Section: New Results

Data Agregation, and address allocation in Wireless Networks

Participants : Alia Ghaddar, Tahiry Razafindralambo, Isabelle Simplot-Ryl, David Simplot-Ryl.

A primary purpose of sensing in a sensor network is to collect and aggregate information about a phenomenon of interest. The batteries on today's wireless sensor barely last a few days, and nodes typically expend a lot of energy in computation and wireless communication. Hence, the energy efficiency of the system is a major issue. Aggregation techniques were used to reduce the amount of data communication generated by sensors. Depending on the data type, ARMA series and forecasting are possible ways to reduce data transmission. In [20] , we propose different data aggregation algorithms based on the AutoRegressive model built at each sensor to predict local readings. The experiments show that it is possible not only to reduce the frequency of the AR re-parametrization but also to decrease the number of computational operations and hence increasing the node's lifetime which of course affects on the longevity of the network.
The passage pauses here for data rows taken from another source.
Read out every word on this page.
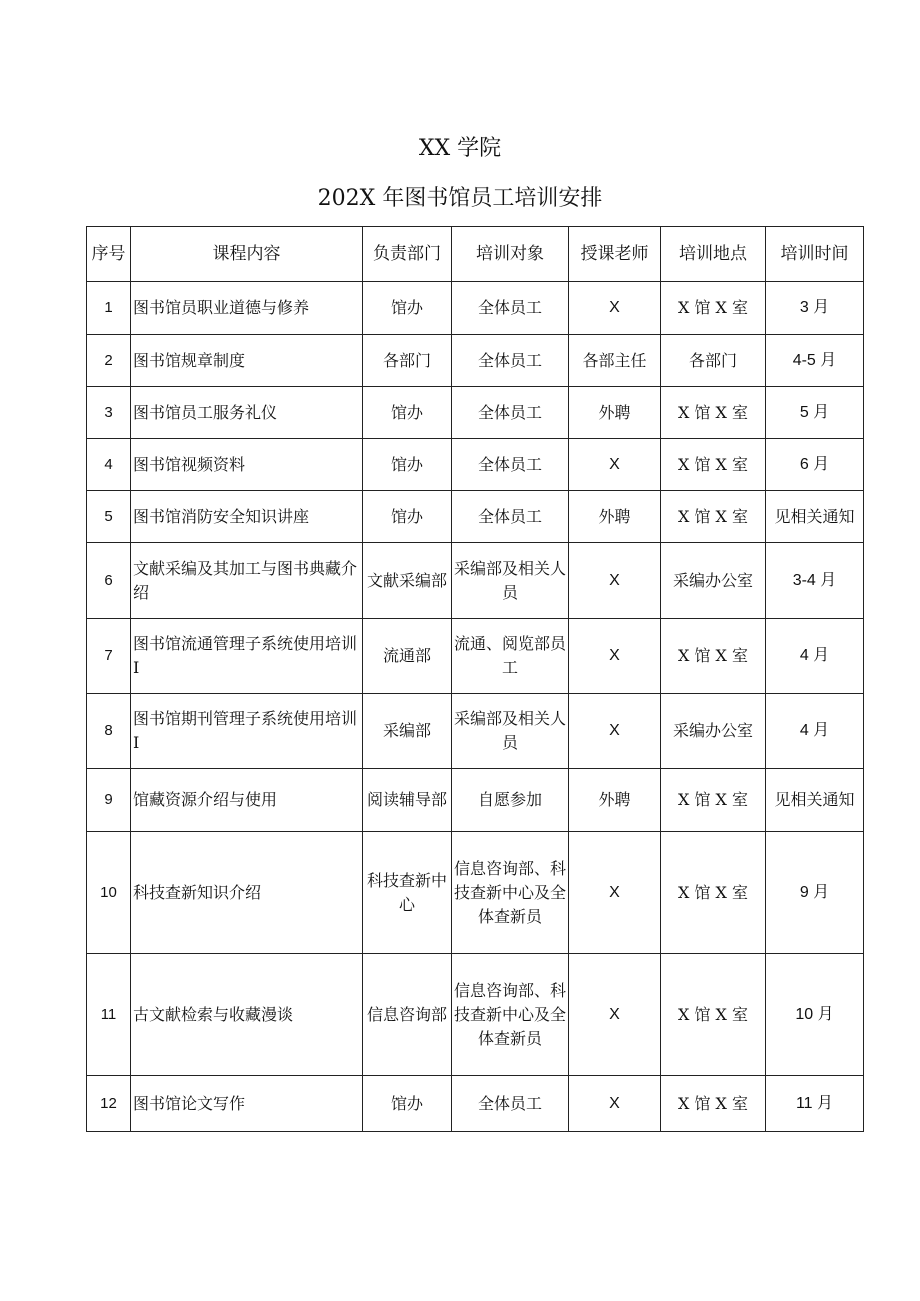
XX 学院
202X 年图书馆员工培训安排
序号	课程内容	负责部门	培训对象	授课老师	培训地点	培训时间
1	图书馆员职业道德与修养	馆办	全体员工	X	X 馆 X 室	3 月
2	图书馆规章制度	各部门	全体员工	各部主任	各部门	4-5 月
3	图书馆员工服务礼仪	馆办	全体员工	外聘	X 馆 X 室	5 月
4	图书馆视频资料	馆办	全体员工	X	X 馆 X 室	6 月
5	图书馆消防安全知识讲座	馆办	全体员工	外聘	X 馆 X 室	见相关通知
6	文献采编及其加工与图书典藏介绍	文献采编部	采编部及相关人员	X	采编办公室	3-4 月
7	图书馆流通管理子系统使用培训 I	流通部	流通、阅览部员工	X	X 馆 X 室	4 月
8	图书馆期刊管理子系统使用培训 I	采编部	采编部及相关人员	X	采编办公室	4 月
9	馆藏资源介绍与使用	阅读辅导部	自愿参加	外聘	X 馆 X 室	见相关通知
10	科技查新知识介绍	科技查新中心	信息咨询部、科技查新中心及全体查新员	X	X 馆 X 室	9 月
11	古文献检索与收藏漫谈	信息咨询部	信息咨询部、科技查新中心及全体查新员	X	X 馆 X 室	10 月
12	图书馆论文写作	馆办	全体员工	X	X 馆 X 室	11 月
In [5] , we present for mobile ad hoc networks an efficient distributed address allocation protocol which is immune to topology changes caused by node's mobility. Contrary to the common belief that mobility makes protocol design more difficult, we show that node's mobility can, in fact, be useful to provide efficient address allocation in ad hoc networks. In our protocol, each node that has been assigned an address manages a disjoint subset of free addresses independently. By taking advantage of node mobility, we can achieve roughly even distribution of free addresses amongst nodes in the system, which enables a new joining node to be configured by its neighbors via only local communication. Theoretical analysis and extensive simulation results are presented. We show that most of the address allocation requests can be processed in a timely fashion via local communication in the requester's neighborhood with time and message complexity in the order of node's degree, regardless of the network size.